Berkshire also helped finance 3G-backed Burger King’s acquisition of coffee and donut chain Tim Hortons, a deal that was controversial because some thought Burger King was looking to lower its tax bill in the United States by purchasing the Canadian-based Tim Hortons.
Berkshire committed $3 billion to the deal and now has a stake in the combined firm Restaurant Brands International as a result.
So what’s next for Buffett? He told CNBC Wednesday morning that Berkshire plans to own Kraft Heinz, which will be a publicly traded company, “forever.” Berkshire will be that firm’s largest shareholder.
Of course, “forever” is a long time. Who knows if Berkshire will really hold on to the stock for that long? But it’s clear that Berkshire and Buffett do love the food business for the long haul.
And if you have to wonder if the company wants to do even more shopping … with or without 3G.
“Berkshire is now a sprawling conglomerate, constantly trying to sprawl further,” he wrote in his annual shareholder letter earlier this month. He added that Berkshire expected to partner even more with 3G.

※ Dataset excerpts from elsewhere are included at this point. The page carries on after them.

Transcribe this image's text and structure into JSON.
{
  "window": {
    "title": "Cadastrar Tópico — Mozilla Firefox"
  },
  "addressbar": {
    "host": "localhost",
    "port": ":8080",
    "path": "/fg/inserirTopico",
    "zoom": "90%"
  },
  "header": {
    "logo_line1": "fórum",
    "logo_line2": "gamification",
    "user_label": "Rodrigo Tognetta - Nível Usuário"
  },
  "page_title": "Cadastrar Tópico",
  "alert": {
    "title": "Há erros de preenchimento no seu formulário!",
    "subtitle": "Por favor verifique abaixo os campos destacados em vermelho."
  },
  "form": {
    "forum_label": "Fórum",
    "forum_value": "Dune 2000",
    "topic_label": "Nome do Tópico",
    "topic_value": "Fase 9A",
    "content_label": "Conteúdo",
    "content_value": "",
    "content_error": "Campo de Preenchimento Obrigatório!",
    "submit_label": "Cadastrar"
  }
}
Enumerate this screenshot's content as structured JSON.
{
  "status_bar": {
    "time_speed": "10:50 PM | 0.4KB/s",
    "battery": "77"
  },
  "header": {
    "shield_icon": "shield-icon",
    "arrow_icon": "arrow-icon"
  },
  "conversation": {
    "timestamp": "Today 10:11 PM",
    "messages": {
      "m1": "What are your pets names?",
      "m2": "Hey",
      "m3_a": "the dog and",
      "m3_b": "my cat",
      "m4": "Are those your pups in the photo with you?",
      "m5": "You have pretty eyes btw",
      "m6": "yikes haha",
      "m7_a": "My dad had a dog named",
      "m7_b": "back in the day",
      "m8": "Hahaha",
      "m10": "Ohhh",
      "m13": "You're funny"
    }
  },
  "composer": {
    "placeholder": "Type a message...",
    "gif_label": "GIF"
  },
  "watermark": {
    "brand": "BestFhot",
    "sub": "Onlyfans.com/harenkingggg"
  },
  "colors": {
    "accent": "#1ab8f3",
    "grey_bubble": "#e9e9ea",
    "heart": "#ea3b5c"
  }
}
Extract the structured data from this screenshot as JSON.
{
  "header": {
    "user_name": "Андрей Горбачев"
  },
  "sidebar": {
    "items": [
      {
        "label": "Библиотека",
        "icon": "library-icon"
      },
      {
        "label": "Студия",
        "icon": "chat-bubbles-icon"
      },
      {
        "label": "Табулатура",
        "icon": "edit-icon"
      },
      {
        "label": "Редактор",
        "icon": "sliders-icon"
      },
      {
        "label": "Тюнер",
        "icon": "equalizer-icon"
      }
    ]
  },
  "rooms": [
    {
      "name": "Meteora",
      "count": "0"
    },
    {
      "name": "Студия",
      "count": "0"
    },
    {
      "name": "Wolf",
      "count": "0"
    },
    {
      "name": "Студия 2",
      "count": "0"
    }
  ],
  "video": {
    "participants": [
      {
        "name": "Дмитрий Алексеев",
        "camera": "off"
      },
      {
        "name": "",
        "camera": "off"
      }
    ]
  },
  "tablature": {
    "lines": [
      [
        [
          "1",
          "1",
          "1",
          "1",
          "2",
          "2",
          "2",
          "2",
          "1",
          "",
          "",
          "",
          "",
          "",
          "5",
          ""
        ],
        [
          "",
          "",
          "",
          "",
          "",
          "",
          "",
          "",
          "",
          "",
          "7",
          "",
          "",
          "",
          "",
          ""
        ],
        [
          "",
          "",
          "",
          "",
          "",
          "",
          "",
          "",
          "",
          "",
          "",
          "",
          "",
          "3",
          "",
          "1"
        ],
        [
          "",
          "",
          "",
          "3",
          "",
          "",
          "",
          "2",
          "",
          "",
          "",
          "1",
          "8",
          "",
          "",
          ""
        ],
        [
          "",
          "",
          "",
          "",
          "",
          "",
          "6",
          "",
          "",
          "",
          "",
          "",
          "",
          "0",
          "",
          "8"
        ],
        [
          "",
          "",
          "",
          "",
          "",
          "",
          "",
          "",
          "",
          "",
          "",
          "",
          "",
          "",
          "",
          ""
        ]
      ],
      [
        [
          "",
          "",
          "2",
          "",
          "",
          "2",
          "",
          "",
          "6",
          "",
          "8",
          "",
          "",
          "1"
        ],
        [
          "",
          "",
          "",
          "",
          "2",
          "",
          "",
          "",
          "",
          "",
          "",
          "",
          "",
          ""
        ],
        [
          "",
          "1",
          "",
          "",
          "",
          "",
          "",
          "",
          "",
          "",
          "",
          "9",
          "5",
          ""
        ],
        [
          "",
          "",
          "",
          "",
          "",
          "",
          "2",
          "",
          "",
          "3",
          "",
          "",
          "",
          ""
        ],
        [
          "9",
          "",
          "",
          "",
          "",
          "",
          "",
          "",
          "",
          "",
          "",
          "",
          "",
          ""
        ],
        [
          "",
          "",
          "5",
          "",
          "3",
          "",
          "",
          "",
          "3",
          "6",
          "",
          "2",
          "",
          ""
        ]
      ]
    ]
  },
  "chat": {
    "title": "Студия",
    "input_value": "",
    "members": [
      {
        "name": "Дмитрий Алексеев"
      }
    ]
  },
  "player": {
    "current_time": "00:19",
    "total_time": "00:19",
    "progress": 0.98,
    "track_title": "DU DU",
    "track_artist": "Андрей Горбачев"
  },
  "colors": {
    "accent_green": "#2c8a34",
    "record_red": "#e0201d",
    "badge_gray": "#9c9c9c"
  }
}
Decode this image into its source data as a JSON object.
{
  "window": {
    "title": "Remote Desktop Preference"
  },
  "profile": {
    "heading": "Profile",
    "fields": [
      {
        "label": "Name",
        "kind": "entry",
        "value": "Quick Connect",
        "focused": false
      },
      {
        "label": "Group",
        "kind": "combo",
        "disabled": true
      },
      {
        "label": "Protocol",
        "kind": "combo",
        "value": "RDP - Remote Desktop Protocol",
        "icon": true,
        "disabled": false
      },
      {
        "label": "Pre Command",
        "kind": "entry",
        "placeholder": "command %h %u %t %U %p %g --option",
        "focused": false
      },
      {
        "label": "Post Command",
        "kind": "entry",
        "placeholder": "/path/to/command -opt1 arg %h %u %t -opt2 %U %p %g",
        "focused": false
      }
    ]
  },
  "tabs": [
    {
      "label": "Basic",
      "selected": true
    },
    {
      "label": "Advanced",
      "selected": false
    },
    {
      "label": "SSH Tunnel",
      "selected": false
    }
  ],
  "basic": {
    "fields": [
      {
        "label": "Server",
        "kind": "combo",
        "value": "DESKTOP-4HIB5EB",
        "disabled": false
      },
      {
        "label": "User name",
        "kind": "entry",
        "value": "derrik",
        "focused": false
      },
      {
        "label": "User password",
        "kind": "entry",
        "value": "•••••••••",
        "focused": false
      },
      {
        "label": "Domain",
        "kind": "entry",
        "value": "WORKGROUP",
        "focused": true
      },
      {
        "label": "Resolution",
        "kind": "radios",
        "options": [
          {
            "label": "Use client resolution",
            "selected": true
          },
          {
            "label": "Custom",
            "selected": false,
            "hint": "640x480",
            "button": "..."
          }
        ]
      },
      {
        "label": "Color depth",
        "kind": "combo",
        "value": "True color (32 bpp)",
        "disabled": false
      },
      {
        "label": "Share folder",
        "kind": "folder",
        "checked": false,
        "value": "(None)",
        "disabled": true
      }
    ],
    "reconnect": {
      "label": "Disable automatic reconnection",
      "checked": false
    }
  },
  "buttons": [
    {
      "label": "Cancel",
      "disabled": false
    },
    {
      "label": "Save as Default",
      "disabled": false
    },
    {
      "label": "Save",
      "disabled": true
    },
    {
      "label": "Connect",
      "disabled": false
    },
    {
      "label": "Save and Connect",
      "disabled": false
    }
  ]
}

Related: Warren Buffett knows who Berkshire’s next CEO is
There has been speculation that 3G could be interested in making a run for Pepsi.
It’s hard to imagine Buffett backing that given his affinity for and investment in Coke. But given the struggles that Coke has faced on Wall Street during the past few years, some have fantasized about a Berkshire/3G takeover of Coke.
Either deal is not likely anytime soon considering how large both companies are. Coke is worth $177 billion. Pepsi’s market value is $142 billion.
But Berkshire could still do some smaller food deals. In this year’s shareholder letter, Buffett listed the criteria that he and Berkshire vice chairman Charlie Munger use to determine if an acquisition is a good fit.
They’re looking for blue chip firms with little debt and a history of delivering strong earnings and returns on equity. Buffett added that the company was targeting companies in the $5 billion to $20 billion range … and that the bigger the company was the better.
Based on that checklist, Campbell Soup, spice maker McCormick and J.M. Smucker all appear to fit Berkshire’s desired characteristics.
So maybe one of them will eventually wind up in Buffett’s growing corporate pantry after he’s done digesting the Kraft deal.